– Так неужто мальчонку с девчонкой и потеребить нельзя?

– Теребить можно, только на все на это у покровительства будут свои правила. Лошадь, к примеру, дозволяется кнутом, а что насчет того, ежели закруткой пройтись или поленом – ни боже мой; то же снисхождение и для ребятишек. Ты чем дома с ними воюешь? Каким инструментом?

– Да больше аршином, но постоянного инструмента у меня нет, а что под руку попадется. У жены же наперсток в темя идет, а подчас и скалкой.

– А у покровительства правила будут: ухвати ребенка за ухо и, ущемив его промеж колен, стегай прутом либо веревкой. Да главное-то – пища и одежда. Ведь придется, пожалуй, шубы покупать ребятишкам-то. У тебя вповалку спят?

– Неужто ж им еще двухспальные кровати с музыкой покупать?!

– Ну, вот и за спанье вповалку ответим. Придут члены обозрение делать – притянут.

– Придут, так порядок известный: десять рублей помирил и пятнадцать в гору…

– Да, может, графы и князья покровительственными-то членами будут, так подмазку-то и не возьмут. А я думаю вот что: не записаться ли нам самим в члены покровительства-то ребят? Сунул им в общество красненькую десятку – да и прав. Неужто своего члена ревизовать станут? А там, внесши свою лепту, и воюй на свободе чем знаешь: скалкой так скалкой, аршином так аршином, а то и сапожной колодкой. Окромя того, почет: член покровительства. На заседании, пожалуй, и с генералом придется рядом сидеть.

– А медального награждения не будет? – спросил купец.

– Почем знать, может быть, и будет. Да пойми ты, дура с печи, что вся штука в том, что на десятирублевке отъехал, да и шабаш! Ведь коли всем ребятишкам шубенки понаделать, то и двумя радужными не угнешь.

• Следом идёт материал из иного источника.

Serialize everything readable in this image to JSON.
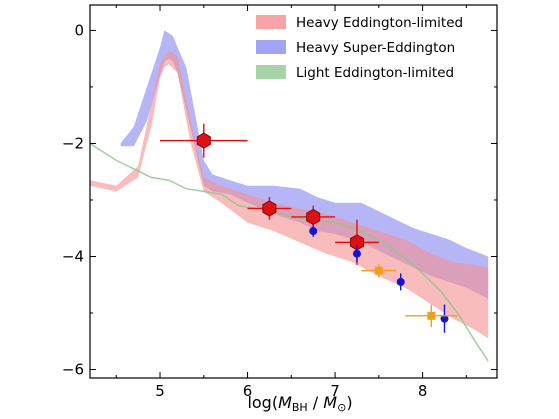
{
  "chart_data": {
    "type": "area",
    "xlabel_parts": {
      "log": "log(",
      "m1": "M",
      "sub1": "BH",
      "sep": " / ",
      "m2": "M",
      "sub2": "⊙",
      "close": ")"
    },
    "ylabel": "",
    "xlim": [
      4.2,
      8.85
    ],
    "ylim": [
      -6.15,
      0.45
    ],
    "xticks": [
      "5",
      "6",
      "7",
      "8"
    ],
    "yticks": [
      "0",
      "−2",
      "−4",
      "−6"
    ],
    "ytick_values": [
      0,
      -2,
      -4,
      -6
    ],
    "xtick_values": [
      5,
      6,
      7,
      8
    ],
    "grid": false,
    "legend_position": "top-right",
    "legend": [
      {
        "label": "Heavy Eddington-limited",
        "color": "#f79a9a"
      },
      {
        "label": "Heavy Super-Eddington",
        "color": "#9a9af5"
      },
      {
        "label": "Light Eddington-limited",
        "color": "#9ccf9c"
      }
    ],
    "series": [
      {
        "name": "Heavy Super-Eddington",
        "color": "#8f8ff2",
        "opacity": 0.65,
        "x": [
          4.55,
          4.7,
          4.85,
          5.0,
          5.05,
          5.1,
          5.15,
          5.2,
          5.3,
          5.5,
          5.6,
          5.8,
          6.0,
          6.3,
          6.6,
          6.8,
          7.0,
          7.3,
          7.5,
          7.7,
          7.9,
          8.1,
          8.3,
          8.5,
          8.75
        ],
        "upper": [
          -2.0,
          -1.7,
          -1.0,
          -0.3,
          0.0,
          -0.05,
          -0.1,
          -0.3,
          -0.65,
          -2.3,
          -2.55,
          -2.65,
          -2.75,
          -2.75,
          -2.8,
          -2.95,
          -3.05,
          -3.05,
          -3.2,
          -3.35,
          -3.5,
          -3.6,
          -3.7,
          -3.85,
          -4.0
        ],
        "lower": [
          -2.05,
          -2.05,
          -1.6,
          -0.8,
          -0.55,
          -0.5,
          -0.55,
          -0.75,
          -1.4,
          -2.75,
          -2.85,
          -2.9,
          -3.05,
          -3.25,
          -3.4,
          -3.55,
          -3.6,
          -3.75,
          -3.9,
          -4.05,
          -4.2,
          -4.35,
          -4.45,
          -4.55,
          -4.75
        ]
      },
      {
        "name": "Heavy Eddington-limited",
        "color": "#f59090",
        "opacity": 0.6,
        "x": [
          4.2,
          4.5,
          4.75,
          4.9,
          5.0,
          5.05,
          5.1,
          5.2,
          5.35,
          5.5,
          5.7,
          6.0,
          6.3,
          6.6,
          6.9,
          7.2,
          7.5,
          7.8,
          8.1,
          8.35,
          8.6,
          8.75
        ],
        "upper": [
          -2.65,
          -2.75,
          -2.4,
          -1.3,
          -0.6,
          -0.45,
          -0.35,
          -0.45,
          -1.6,
          -2.6,
          -2.75,
          -2.9,
          -3.05,
          -3.15,
          -3.25,
          -3.4,
          -3.55,
          -3.7,
          -3.95,
          -4.1,
          -4.15,
          -4.2
        ],
        "lower": [
          -2.75,
          -2.85,
          -2.6,
          -1.7,
          -0.85,
          -0.65,
          -0.6,
          -0.75,
          -2.0,
          -2.85,
          -3.05,
          -3.4,
          -3.55,
          -3.75,
          -3.95,
          -4.1,
          -4.35,
          -4.55,
          -4.85,
          -5.1,
          -5.3,
          -5.45
        ]
      },
      {
        "name": "Light Eddington-limited",
        "color": "#8cc88c",
        "opacity": 0.85,
        "x": [
          4.2,
          4.5,
          4.7,
          4.9,
          5.1,
          5.3,
          5.5,
          5.7,
          5.9,
          6.1,
          6.4,
          6.7,
          7.0,
          7.3,
          7.6,
          7.9,
          8.2,
          8.4,
          8.6,
          8.75
        ],
        "y": [
          -2.0,
          -2.3,
          -2.45,
          -2.6,
          -2.65,
          -2.8,
          -2.85,
          -2.9,
          -3.1,
          -3.15,
          -3.25,
          -3.35,
          -3.4,
          -3.55,
          -3.8,
          -4.15,
          -4.6,
          -5.0,
          -5.5,
          -5.85
        ]
      }
    ],
    "observations": [
      {
        "group": "red-hexagons",
        "color": "#e01010",
        "x": 5.5,
        "y": -1.95,
        "xerr": [
          0.5,
          0.5
        ],
        "yerr": [
          0.3,
          0.3
        ]
      },
      {
        "group": "red-hexagons",
        "color": "#e01010",
        "x": 6.25,
        "y": -3.15,
        "xerr": [
          0.25,
          0.25
        ],
        "yerr": [
          0.2,
          0.2
        ]
      },
      {
        "group": "red-hexagons",
        "color": "#e01010",
        "x": 6.75,
        "y": -3.3,
        "xerr": [
          0.25,
          0.25
        ],
        "yerr": [
          0.2,
          0.2
        ]
      },
      {
        "group": "red-hexagons",
        "color": "#e01010",
        "x": 7.25,
        "y": -3.75,
        "xerr": [
          0.25,
          0.25
        ],
        "yerr": [
          0.4,
          0.4
        ]
      },
      {
        "group": "blue-dots",
        "color": "#1414d8",
        "x": 6.75,
        "y": -3.55,
        "xerr": [
          0,
          0
        ],
        "yerr": [
          0.1,
          0.1
        ]
      },
      {
        "group": "blue-dots",
        "color": "#1414d8",
        "x": 7.25,
        "y": -3.95,
        "xerr": [
          0,
          0
        ],
        "yerr": [
          0.15,
          0.15
        ]
      },
      {
        "group": "blue-dots",
        "color": "#1414d8",
        "x": 7.75,
        "y": -4.45,
        "xerr": [
          0,
          0
        ],
        "yerr": [
          0.15,
          0.15
        ]
      },
      {
        "group": "blue-dots",
        "color": "#1414d8",
        "x": 8.25,
        "y": -5.1,
        "xerr": [
          0,
          0
        ],
        "yerr": [
          0.25,
          0.25
        ]
      },
      {
        "group": "orange-squares",
        "color": "#f0a020",
        "x": 7.5,
        "y": -4.25,
        "xerr": [
          0.2,
          0.2
        ],
        "yerr": [
          0.12,
          0.12
        ]
      },
      {
        "group": "orange-squares",
        "color": "#f0a020",
        "x": 8.1,
        "y": -5.05,
        "xerr": [
          0.3,
          0.3
        ],
        "yerr": [
          0.2,
          0.2
        ]
      }
    ]
  }
}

Купец зажмурился и покачал головой.

– Голова ты, Савелий Егорыч, и голова с большими мозгами! – проговорил он, махнув рукой. – Руку!

– Чего руку? Значит, в члены?..

– Самого что ни на есть взъерепенистого покровительства запишемся! Одно вот только, что на пороге лавки мальчишек учить нельзя.

– Да зачем тебе порог? Оттащил его в заднюю галдарею да и лупи втихомолку сколько влезет. Зачем при публике? Рынок – не Лобное место.

– А ежели я, к примеру, своего собственного савраса сграбастаю? Неужто и ему покровительство?

– И ему то же самое.

– Вот так уха! Значит, и свое собственное дитя теребить нельзя. А ежели мой взрослый младенец выручку охолащивает и к мамзелям тащит?

– Предоставь его в руки полицейской администрации, и пусть с него у мирового судьи семь шкур сдерут.

– Значит, и жену по нынешним временам учить нельзя?

– Жена – не дитя. Ту дуй пока, сколько влезет. Впрочем, чего доброго, пожалуй, и эту эмансипацию у нас скоро отнимут и заведут общество покровительства женам.

– Не заведут. Где же видано это, чтоб бабам потачку давать? Баба – последний сорт.

– Так в покровительство-то детям запишешься, что ли? – спросил сосед.

– Еще бы не записаться! Расчет прямой. По десятке внесем и запишем так, что будто нам на эти деньги полушубок в стукалку вычистили.

– Стало быть, теперь за наше членство выпить спрыски надо.

– От спрысок никогда не отказываются. Зачем утробе сохнуть? Ее надо промачивать. Молодец! Тащи сюда графинчик с бальзанчиком!

Через пять минут купцы чокались рюмками.

На молочной выставке

Гремит военный оркестр. Расставлены кадки с маслом, лежит сыр, в витринах за стеклами виднеются также в форме отшлифованных кубиков куски масла, но ни молока, ни творогу со сметаной не видать. На выставленных предметах картонки с немецкими фамилиями.

Проходит мать с нарядным мальчиком.

– Мама, какая же это молочная выставка, ежели на ней молока нет!